El diario francés Le Monde publicó el 27 de julio un editorial escrito por su director Jérôme Fenoglio titulado ‘Resistir a la estrategia del odio’. Lo escribió el día después del brutal asesinato, al grito de ‘Alá es grande’, del padre Jacques Hamel en su parroquia, durante la misa, que a las pocas horas revindicó el DAESH. Al final del editorial, Fenoglio anunciaba que el periódico francés no publicaría nunca más fotografías de los terroristas para evitar cualquier tipo de exaltación “póstuma”. Otros medios de comunicación (prensa, radio, televisión) seguirán la misma línea a los pocos días.
La decisión es el resultado de una reflexión profunda sobre el papel de los medios de comunicación y la influencia de sus opciones en la sociedad. Una elección contracorriente, aplaudida por muchos profesionales de la información.
Todos sabemos que el periodista está obligado a dar noticias relevantes, pero es bueno preguntarse si es igualmente consciente de que también es responsable de la forma en que las da y de todas las posibles implicaciones que puede tener la forma en que elige darlas. Informar, no lo olvidemos, significa también saber manejar la información con criterios de importancia y de responsabilidad.
Sin embargo, hoy en día, sean los medios clásicos o las redes sociales, dan una gran visibilidad a personas, acontecimientos y organizaciones deplorables. De hecho, mientras horribles son las personas y más deplorables y aterradores son los hechos, más cobertura se les da, más visibilidad y más se detallan sus características, describiéndolas, comentándolas y lanzándolas en una especie de turbina tóxica y sin freno.
Todo esto, por supuesto, nos parece justificado, porque la indignación, la condena, la estigmatización y la narración sin fin del terror son legítimas, necesarias e incluso virtuosas… ¿No es así?
Suponemos que todos actúan de buena fe, que quieren y deben denunciar ampliamente, y con la mayor fuerza, fenómenos y acciones individuales objetivamente repugnantes.
Pero, al hacerlo, inadvertidamente refuerzan (y por lo tanto de alguna manera ‘celebran ‘) el fenómeno o la persona que desean condenar, dándole una visibilidad que supera el alcance de la propia noticia y que se extiende como el hongo de una bomba atómica. De este modo se refuerza justamente lo que se quería censurar.
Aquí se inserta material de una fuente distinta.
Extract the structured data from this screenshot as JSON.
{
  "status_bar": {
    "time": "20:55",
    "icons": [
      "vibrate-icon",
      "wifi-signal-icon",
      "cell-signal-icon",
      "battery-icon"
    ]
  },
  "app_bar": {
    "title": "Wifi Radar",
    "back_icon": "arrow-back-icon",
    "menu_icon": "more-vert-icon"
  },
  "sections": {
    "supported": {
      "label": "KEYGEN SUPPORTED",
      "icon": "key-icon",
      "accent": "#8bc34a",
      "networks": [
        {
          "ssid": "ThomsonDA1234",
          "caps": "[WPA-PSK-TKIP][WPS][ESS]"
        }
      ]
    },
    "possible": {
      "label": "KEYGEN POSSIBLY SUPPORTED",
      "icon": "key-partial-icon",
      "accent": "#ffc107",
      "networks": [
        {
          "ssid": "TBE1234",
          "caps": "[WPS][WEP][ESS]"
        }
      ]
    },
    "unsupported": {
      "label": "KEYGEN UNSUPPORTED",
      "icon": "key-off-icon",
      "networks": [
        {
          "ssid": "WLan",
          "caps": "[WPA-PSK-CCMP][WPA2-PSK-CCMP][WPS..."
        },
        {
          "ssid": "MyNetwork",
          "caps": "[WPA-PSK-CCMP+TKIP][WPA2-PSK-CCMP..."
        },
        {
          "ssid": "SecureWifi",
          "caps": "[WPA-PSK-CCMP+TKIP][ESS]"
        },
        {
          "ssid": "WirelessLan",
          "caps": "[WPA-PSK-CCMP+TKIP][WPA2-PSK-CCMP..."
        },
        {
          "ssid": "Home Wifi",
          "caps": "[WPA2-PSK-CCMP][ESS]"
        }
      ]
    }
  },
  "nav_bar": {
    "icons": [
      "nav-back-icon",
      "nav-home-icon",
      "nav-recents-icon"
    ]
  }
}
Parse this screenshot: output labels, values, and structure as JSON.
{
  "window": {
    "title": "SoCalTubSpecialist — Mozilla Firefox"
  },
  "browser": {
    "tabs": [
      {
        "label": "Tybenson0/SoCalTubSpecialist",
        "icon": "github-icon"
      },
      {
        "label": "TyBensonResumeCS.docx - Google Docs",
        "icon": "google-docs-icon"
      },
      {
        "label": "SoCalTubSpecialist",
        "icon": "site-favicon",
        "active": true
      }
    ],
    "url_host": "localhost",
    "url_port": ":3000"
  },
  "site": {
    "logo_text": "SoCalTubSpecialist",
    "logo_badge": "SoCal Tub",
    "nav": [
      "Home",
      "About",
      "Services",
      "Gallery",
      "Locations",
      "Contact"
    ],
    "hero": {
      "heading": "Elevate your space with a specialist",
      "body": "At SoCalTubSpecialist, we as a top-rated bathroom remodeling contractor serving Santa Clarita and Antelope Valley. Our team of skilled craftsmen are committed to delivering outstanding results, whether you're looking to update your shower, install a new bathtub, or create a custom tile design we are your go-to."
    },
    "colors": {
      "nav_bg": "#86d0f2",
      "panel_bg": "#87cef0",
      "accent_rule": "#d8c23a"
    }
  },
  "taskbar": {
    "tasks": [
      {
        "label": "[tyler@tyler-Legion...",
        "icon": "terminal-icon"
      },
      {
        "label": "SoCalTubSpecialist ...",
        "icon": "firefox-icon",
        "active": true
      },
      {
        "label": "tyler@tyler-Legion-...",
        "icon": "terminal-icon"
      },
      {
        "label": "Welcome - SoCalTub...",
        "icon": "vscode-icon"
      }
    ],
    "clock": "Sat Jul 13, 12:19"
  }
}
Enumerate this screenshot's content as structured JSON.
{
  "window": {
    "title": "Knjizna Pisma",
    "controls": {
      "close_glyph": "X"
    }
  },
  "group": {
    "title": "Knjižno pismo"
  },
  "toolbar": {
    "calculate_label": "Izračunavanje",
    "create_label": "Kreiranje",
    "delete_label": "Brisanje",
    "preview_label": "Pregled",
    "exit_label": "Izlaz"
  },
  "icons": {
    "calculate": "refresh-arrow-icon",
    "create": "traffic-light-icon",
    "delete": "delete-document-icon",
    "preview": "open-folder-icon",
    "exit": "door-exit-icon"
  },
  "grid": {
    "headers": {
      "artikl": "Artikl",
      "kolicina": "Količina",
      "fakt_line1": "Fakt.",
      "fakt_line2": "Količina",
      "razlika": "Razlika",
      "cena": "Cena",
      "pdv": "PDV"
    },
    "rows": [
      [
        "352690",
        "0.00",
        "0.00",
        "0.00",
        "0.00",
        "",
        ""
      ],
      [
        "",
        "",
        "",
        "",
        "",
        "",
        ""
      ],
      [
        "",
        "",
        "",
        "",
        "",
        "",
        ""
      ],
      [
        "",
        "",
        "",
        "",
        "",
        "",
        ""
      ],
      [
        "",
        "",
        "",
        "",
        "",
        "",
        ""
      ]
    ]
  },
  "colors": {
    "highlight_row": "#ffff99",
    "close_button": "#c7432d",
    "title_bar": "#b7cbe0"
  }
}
Y, lo que es peor, se abre la puerta a la emulación.
Un periodista italiano del Corriere della Sera, Beppe Severgnini va más allá, diciendo: “Corremos el riesgo de convertirnos en la oficina de propaganda de los nuevos monstruos y proporcionar instrucciones a los futuros asesinos…”. Y lanza un consejo valioso: “Todos, en los periódicos, en la televisión, en los medios online y en las redes sociales tenemos que aprender a pesar las palabras”.
En el sistema mediático actual la visibilidad en sí misma es al mismo tiempo deseada, perseguida y valorizada. Sin embargo, por desgracia, las noticias horribles, los malos comportamientos de todo tipo, generalmente obtienen en los medios un espacio muy superior a las noticias y a los comportamiento virtuosos. De este modo, sucede que, a menudo, los medios de comunicación castiguen a los que tendrían que ser premiados callando o no valorando suficientemente sus acciones, premiando en términos de visibilidad a los que debería ser castigados y condenados.
“El odio se mueve más deprisa que las buenas noticias”, dice el antropólogo indio Arjun Appadurai, y añade: “el reto de profesionales de la comunicación es el de producir información sobre el progreso y la justicia, esperando que llegue tan lejos como la que difunde la ira, la frustración y la envidia”.
¿Qué hacer? Permanecer en silencio o indiferentes no puede ser la única alternativa, aunque en algunos casos sea bueno aplicarlas. La responsabilidad de informar exige razonamiento, moderación, saber distinguir, mantener bajo control las emociones, proceder con cautela, reducir las reacciones automáticas, pensar en las consecuencias y elegir lo que puede (o no se puede) decir o mostrar. Un ejercicio difícil, sin duda, y sin embargo posible.